5. The abrasive article of claim 4, wherein the abrasive particles have an average size ranging from 68 micrometers to 270 micrometers and the make resin has a coverage of at most 20 percent.

6. The abrasive article of claim 5, wherein the abrasive particles have an average size ranging from 68 micrometers to 270 micrometers and the make resin has a coverage of at most 10 percent.

7. The abrasive article of any one of claims 1 -3, wherein the abrasive particles have an average size ranging from 0.5 micrometers to 68 micrometers and the make resin has a coverage of at most 70 percent.

8. The abrasive article of claim 7, wherein the abrasive particles have an average size ranging from 0.5 micrometers to 68 micrometers and the make resin has a coverage of at most 60 percent.

9. The abrasive article of claim 8, wherein the abrasive particles have an average size ranging from 0.5 micrometers to 68 micrometers and the make resin has a coverage of at most 50 percent,

10. The abrasive article of any of claims 1 -9, wherein the pattern comprises a plurality of replicated clusters of features.

11. The abrasive article of claim 10, wherein each cluster has three or more generally circular features arranged in a polygonal shape.

12. The abrasive article of claim 11 , wherein each cluster has seven generally circular features arranged in a hexagonal shape.

13. The abrasive article of any one of claims 1 -9, wherein the pattern is a random array of generally circular features.

14. The abrasive article of any one of claims 1-13, wherein essentially all of the abrasive particles are encapsulated by the combination of the make and size resins.

15. The abrasive article of any one of claims 1-14, wherein the make resin has a coverage of at most 30 percent.

16. The abrasive article of claim 15, wherein the make resin has a coverage of at most 10 percent.

17. A method of making an abrasive article comprising:

applying a make resin to a major surface of a backing;

at least partially coating the make resin with abrasive particles whereby the abrasive particles extend across the backing in a pre-determined pattern;

hardening the make resin;

applying a size resin to the backing along areas coated with the make resin and abrasive particles;

hardening the size resin;

registering a cutting apparatus to the pre-determined pattern; and

using the registration to form a plurality of apertures through the backing, whereby substantially all of the apertures are spaced apart from any coated abrasive panicles.

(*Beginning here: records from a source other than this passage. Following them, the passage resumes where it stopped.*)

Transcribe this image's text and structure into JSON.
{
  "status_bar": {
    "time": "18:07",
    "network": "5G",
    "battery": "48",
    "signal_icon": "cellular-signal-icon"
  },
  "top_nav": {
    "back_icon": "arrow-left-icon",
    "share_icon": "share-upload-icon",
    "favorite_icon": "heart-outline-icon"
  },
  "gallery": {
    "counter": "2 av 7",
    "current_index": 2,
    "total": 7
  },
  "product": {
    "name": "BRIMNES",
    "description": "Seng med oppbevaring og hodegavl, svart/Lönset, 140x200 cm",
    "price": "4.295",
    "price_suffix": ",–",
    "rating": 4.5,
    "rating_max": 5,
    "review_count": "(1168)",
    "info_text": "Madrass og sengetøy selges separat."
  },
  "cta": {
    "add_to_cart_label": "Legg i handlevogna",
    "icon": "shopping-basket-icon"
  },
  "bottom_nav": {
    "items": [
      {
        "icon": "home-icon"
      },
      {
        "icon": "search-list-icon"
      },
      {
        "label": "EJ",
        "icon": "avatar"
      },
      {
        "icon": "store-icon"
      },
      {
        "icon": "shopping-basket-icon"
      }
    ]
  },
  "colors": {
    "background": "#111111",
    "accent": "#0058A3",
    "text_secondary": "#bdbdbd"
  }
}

18. The method of claim 17, wherein the cutting apparatus is selected from the group consisting of: laser drills, mechanical drills, punches, die cutters, machining mills, and water jet cutters.

19. The method of claim 18, wherein the cutting apparatus is a laser drill and wherein forming the plurality of apertures comprises laser drilling the apertures.

20. The method of any of claims 17-19, wherein registering the cutting apparatus comprises:

placing at least one fiducial marker on the abrasive article at known locations relative to the pre-determined pattern; and

recognizing the at least one fiducial marker for use as a frame of reference for the cutting apparatus.